Ma la filosofia d'un filosofo, si sa, non è quella stessa per l'appunto, che vuol costruire esso il filosofo: ma soltanto quella che il pensiero fondamentale, l’ispirazione prima del suo filosofare gli lascia e quasi gli fa costruire. Non basta che il filosofo sia di fatto, cioè voglia essere, meccanista e finalista, materialista e spiritualista, perché gli si riconosca in linea di diritto che egli è una cosa e l’altra, poiché l'una cosa esclude l'altra; e lo storico della filosofia deve distinguere trai due principii repugnantì quello che è veramente originario, e solo può dirsi perciò il vero principio del filosofo. Che se, oltre il principio da cui egli prende le mosse, sente pure il bisogno e la forza d'un principio opposto, questa duplicità d'interesse, questo antagonismo interiore è allo storico dimostrazione prammatica dell'insufficienza logica e storica del principio fondamentale. Che è il caso del Corleo; positivista in tempo di positivisti ma con tutto un bagaglio addosso di vecchia metafisica, che gli impediva d'entrare nel gran carrozzone, su cui quei signori si caricavano e viaggiavano beati: ma il suo bagaglio, se accenna a certa ingenuità da spostato, se non gli procurò fortuna tra i positivisti, se non gliela fece né anche cercare in quel campo, se gli dié una particolare fisonomia storica, non significa a chi guardi alla logica interna del suo pensiero se non il difetto e quasi il fallimento del suo stesso positivismo. Onde l'intermezzo siculo assume l'importanza d'una critica ab intrinseco del positivismo italiano, dovuta a un filosofo che per altre vie, per altri porti giungeva a cotesta filosofia largamente diffusa nel tempo suo.

 

  1. al. vol. Il sistema della filos. Universale, ovvero la filos. della identità, Roma, 1879, p. 6.
  2. Malgrado l’insistenza, onde egli tentò sempre attirare suoi libri l’attenzione dei più illustri scrittori del tempo, e provocarli a pubblica discussione. Vedi le lettere raccolte nell’Appendice a questo saggio.
  3. Chi voglia rendersi conto dell’educazione letteraria del Corleo, deve leggere il suo volume Tragedie seguite da discorsi politici e letterarii, 2aed, Palermo, 1869: contenente quattro tragedie (Vespro siciliano, Eufemio, Silano, Tiberio Gracco) e due discorsi: Sui Gracchi, sul Comunismo e sul limite massimo della proprietà; e Sulla tragedia italiana.

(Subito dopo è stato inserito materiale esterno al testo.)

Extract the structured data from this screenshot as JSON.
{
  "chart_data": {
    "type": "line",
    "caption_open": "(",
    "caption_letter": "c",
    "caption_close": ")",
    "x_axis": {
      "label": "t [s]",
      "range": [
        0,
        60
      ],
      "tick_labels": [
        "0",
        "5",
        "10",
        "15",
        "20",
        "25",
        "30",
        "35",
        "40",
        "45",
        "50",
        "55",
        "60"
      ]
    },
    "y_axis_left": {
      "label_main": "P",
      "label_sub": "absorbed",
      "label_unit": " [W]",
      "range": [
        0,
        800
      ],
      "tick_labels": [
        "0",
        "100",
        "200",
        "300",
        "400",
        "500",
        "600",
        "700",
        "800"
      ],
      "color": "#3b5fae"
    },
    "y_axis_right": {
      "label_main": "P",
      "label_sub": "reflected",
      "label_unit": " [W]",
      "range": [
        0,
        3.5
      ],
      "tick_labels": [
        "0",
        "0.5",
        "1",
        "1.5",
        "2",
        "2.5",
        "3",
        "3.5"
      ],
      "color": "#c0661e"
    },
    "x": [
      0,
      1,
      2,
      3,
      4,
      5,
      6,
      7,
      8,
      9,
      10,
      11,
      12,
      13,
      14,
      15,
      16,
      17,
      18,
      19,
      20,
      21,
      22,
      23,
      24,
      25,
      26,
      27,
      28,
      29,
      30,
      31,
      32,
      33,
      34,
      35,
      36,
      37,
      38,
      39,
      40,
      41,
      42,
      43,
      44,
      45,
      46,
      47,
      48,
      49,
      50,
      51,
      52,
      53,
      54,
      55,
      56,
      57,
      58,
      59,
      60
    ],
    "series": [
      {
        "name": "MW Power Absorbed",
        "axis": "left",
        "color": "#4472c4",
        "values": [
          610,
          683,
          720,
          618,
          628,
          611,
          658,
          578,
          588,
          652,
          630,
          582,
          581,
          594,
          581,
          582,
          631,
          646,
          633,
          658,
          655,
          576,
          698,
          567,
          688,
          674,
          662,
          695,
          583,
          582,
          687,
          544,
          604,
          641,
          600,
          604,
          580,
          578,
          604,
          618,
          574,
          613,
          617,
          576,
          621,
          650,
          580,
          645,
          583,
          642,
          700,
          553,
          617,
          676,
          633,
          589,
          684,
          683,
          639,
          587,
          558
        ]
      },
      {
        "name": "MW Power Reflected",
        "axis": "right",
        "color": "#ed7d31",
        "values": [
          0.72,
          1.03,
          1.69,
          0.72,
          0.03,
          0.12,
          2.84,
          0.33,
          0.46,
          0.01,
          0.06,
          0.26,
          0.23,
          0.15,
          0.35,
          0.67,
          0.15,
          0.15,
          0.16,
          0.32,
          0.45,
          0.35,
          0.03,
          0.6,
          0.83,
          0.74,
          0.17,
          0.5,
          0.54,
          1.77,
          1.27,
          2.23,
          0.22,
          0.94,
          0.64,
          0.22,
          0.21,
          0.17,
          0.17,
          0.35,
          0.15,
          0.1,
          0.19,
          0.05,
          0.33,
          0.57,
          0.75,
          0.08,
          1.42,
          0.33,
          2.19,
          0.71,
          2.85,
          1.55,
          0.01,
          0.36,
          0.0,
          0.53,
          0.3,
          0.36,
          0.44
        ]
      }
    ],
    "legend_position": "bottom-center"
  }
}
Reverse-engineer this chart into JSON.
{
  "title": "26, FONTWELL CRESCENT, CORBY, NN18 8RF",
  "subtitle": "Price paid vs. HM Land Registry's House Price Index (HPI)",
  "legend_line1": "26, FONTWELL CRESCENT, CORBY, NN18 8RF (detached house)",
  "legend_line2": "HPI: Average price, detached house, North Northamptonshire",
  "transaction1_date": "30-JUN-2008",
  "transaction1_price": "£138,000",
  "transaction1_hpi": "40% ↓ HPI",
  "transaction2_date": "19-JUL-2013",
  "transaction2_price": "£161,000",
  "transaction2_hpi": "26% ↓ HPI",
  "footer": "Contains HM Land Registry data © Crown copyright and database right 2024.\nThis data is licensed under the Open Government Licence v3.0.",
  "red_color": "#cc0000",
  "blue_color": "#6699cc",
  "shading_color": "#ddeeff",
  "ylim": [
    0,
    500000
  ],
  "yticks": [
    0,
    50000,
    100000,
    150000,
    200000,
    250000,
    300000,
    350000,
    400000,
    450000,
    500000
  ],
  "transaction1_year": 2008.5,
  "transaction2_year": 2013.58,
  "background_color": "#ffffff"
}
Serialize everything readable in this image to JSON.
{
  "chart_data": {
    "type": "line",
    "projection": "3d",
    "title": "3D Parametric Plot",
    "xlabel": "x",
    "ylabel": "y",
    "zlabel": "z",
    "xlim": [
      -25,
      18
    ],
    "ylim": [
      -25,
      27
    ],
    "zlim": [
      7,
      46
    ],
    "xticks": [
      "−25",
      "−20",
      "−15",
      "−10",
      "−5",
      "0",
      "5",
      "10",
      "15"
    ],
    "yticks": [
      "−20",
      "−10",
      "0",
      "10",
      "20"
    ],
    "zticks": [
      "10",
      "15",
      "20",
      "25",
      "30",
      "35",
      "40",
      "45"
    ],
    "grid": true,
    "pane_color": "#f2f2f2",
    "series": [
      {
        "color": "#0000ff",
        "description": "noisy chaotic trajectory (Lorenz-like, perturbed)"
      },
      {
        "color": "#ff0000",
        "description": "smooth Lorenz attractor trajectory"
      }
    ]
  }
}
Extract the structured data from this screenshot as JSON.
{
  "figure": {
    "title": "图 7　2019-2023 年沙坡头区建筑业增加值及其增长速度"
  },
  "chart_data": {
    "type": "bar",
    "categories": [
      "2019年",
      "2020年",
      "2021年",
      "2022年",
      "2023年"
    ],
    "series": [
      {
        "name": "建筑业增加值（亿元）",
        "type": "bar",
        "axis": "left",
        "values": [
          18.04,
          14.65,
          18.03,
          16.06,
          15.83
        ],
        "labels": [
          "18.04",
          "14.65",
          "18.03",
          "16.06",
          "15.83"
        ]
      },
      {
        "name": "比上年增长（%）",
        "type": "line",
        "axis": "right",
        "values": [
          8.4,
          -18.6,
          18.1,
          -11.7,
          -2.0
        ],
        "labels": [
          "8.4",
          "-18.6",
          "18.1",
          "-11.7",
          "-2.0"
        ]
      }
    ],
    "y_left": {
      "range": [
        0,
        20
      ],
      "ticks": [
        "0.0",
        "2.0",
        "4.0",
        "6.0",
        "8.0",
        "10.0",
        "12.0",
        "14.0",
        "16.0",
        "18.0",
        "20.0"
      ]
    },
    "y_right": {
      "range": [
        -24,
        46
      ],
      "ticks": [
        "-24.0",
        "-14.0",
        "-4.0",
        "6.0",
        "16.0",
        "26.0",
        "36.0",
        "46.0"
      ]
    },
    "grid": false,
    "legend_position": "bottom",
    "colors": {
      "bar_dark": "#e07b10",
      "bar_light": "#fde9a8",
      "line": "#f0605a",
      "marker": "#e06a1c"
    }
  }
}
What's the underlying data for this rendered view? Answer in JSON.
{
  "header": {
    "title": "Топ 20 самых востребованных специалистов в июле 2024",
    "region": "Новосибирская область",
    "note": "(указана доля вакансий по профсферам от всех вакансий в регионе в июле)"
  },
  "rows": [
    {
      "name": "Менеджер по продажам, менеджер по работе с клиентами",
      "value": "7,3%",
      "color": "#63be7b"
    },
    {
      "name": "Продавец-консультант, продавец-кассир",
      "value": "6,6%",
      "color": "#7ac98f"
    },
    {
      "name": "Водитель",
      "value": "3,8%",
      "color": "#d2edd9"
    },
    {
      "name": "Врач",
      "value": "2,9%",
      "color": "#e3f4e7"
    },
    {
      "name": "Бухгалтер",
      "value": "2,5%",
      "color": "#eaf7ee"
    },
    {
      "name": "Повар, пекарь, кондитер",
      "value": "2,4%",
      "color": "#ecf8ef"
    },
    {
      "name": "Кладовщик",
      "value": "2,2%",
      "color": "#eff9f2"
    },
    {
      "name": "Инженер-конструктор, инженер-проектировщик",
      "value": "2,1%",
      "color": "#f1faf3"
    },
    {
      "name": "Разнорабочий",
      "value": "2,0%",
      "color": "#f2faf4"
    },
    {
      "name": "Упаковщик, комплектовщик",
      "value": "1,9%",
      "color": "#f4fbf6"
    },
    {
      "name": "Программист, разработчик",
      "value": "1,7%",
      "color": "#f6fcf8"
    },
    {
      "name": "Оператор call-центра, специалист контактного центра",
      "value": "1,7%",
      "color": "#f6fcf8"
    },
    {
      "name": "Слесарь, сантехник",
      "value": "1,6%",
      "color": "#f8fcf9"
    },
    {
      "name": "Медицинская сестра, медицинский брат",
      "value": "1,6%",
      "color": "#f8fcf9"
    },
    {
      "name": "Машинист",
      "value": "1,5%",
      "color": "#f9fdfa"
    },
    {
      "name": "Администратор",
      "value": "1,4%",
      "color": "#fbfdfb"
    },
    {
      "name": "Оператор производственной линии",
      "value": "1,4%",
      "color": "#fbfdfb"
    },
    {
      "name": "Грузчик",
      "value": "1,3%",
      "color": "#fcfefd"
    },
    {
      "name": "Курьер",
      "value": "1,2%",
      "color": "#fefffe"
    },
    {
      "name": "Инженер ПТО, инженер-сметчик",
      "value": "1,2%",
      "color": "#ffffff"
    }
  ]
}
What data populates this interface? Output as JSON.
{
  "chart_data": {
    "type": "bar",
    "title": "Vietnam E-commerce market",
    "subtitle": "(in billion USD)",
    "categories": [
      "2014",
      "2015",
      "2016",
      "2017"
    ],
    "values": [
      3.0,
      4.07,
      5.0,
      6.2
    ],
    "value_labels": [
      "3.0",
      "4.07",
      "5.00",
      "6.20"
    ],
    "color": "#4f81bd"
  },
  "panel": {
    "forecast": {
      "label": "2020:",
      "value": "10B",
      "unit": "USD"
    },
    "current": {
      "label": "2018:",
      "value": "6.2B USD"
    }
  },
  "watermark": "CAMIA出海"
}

  4. Sul D’Acquisto, dal 1844 al ’58 professore nella Università di Palermo, poi arcivescovo di Monreale, v. Di Giovanni, B. D’A. e la filos. della creaz. in Sicilia, Firenze, 1867, e St. d. filos. in Sicilia, Palermo, 1873, II, 213-289.
  5. univ., vol. I. Intr.
  6. Nessuno, s’intende, che mostrasse di consentire. Della Filosofia universale si occuparono Luigi Ferri, Ital. Ed Effem. Della P.I., Torino, 2 dicembre 1861, n. 63; A. Conti, ivi, 15 settembre 1862, n. 104; B. Poli, ivi, 7 aprile 1862, n. 81; G.Allievo, ivi, 13 febbraio 1865, n. 229 (scritto rist. nei Saggi filosofici, Milano, 1866, pp. 324-334); F. Bonatelli, Riv. cit., 24 aprile, n. 187, e nell’art. Die Philos. in Italien seit 1815 nella Zeitscr. f. Philos. u. philos. Krit. N. F., Bd LIV N. F., (1869), pp. 134-58; A. Franchi, Teorica Del giudizio, 1870, lett. XI; F. Fiorentino, La filos. contemp., p.60. Nella rivista La filosofia, rassegna siciliana che il Corleo fondò nel 1890, ma di cui non riuscì a pubblicare più di due fascicoli, nell’anno II (dopo il quale cessò) dir. da R. Benzoni, contiene vari scritti commemorativi intorno al Corleo nei cenni necrologici e biografici. Il Benzoni vi studia il Car. Della filos. di S. C.; il medico A. Marcacci, Le opere medico-fisiche di S.C. ed il suo sist. di filos. univ.; E. Orestano, L’identità in Bain e in Corleo. Un cenno bio-bibliografico del C. scrisse F. Orestano nella miscellanea di scritti in onore di M. Heinze, Berlin, Mittler u. Sohn, 1906, pp.201-206.
  7. Vedi specialmente il suo scritto Le differenze tra la filos. dell’identità e l’odierno positivismo, nella Riv. Di filos. scient. Del febbraio 1887.